Johnson – who had a Hall of Fame playing career at the University of Richmond – said that focus on the development of his own two sons is what drew him to AAU coaching in the first place.
“I saw some things that I didn’t like as a former player and everything as far as teaching the kids,” he said. “So I didn’t want to [coach], but I had to so they could get the right fundamentals and the right foundation starting off. The key is to start them off as young as possible. I started my youngest off when he was like, three or four, and I put my oldest son on a team when he was, like, six. He was playing 8- and-under when he was six, and I just brought him through the ranks. Like anything else in life, you need a jumpstart sometimes. When you start something early, then you can perfect it.”
Greg Moore – whose 10-year-old son Justin plays on Johnson’s 11U squad, said he wasn’t even thinking about signing him up for AAU ball four years ago until people started recommending it.
“I was just trying to find a good coach who was going to help him get better -- that’s all it was,” the elder Moore said. “Even if he wasn’t the best player out there, but just to help him get better and get him around other good kids.”
Moore called around looking for teams before finding the Sixers.
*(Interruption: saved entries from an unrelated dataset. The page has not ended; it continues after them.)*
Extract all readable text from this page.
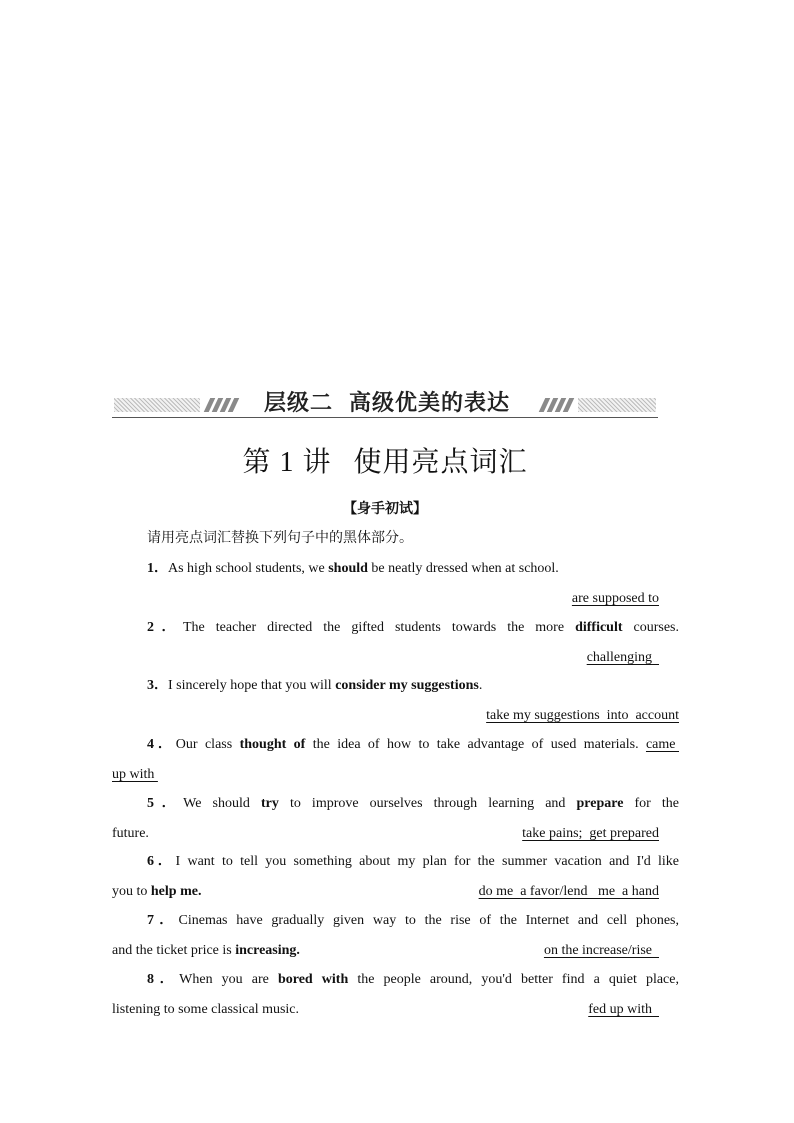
层级二 高级优美的表达
第 1 讲 使用亮点词汇
【身手初试】
请用亮点词汇替换下列句子中的黑体部分。
1．As high school students, we should be neatly dressed when at school.
are supposed to
2．The teacher directed the gifted students towards the more difficult courses.
challenging
3．I sincerely hope that you will consider my suggestions.
take my suggestions  into  account
4．Our class thought of the idea of how to take advantage of used materials. came
up with
5．We should try to improve ourselves through learning and prepare for the
future.	take pains;  get prepared
6．I want to tell you something about my plan for the summer vacation and I'd like
you to help me.	do me  a favor/lend   me  a hand
7．Cinemas have gradually given way to the rise of the Internet and cell phones,
and the ticket price is increasing.	on the increase/rise
8．When you are bored with the people around, you'd better find a quiet place,
listening to some classical music.	fed up with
On the other hand, Donald Greenwood – whose son Aman is also in his fourth year with the program – took a more active approach, travelling around to look at different programs.
“My son, he was playing at a very young age,” Donald Greenwood said, “and we were looking for a competitive team to put him on, and as we were doing our research we came across Coach Kelvin, who had an extensive background as far as coaching. He coached on the collegiate level, he coached on the high school level, and it was all about the development aspect of it. We wanted him to get with a developmental coach, and that’s why we came here.”
Greenwood and Moore both praised the team for helping to develop their sons’ basketball skills, as well as for the camaraderie that it helps foster between players.
“He’s enjoying it,” Moore said of his son. “That’s his team and he’s made good friends with it. They all hang out, and it’s like a family.”
Of course, a little winning doesn’t hurt, either. The Sixers boast the league’s best 11U squad, and posted an undefeated record through the first eight weeks of play.
“Usually [interest] come from winning and if you coach the kids the right way,” Johnson said. “That’s attractive to the parents, that their kids are getting taught the right things.”
The excitement surrounding the league – and how it’s given players an opportunity to improve enough to play in college – is what McPherson said he finds most satisfying.
“We started on Saturday night, six [p.m.] to nine with six teams,” he said. “It was a point of keeping our kids active, and over the years it grew into where we are now, with about 40, 50 teams a year every year for fall league. But the intent is to connect the kids with good schools. Like, we’ve played at Riverdale, we play at McNamara, Bullis, we play at Georgetown prep. It’s really giving the kids – as well as the parents – an opportunity to see the various different facilities. So, it’s all about going in and helping them grow.”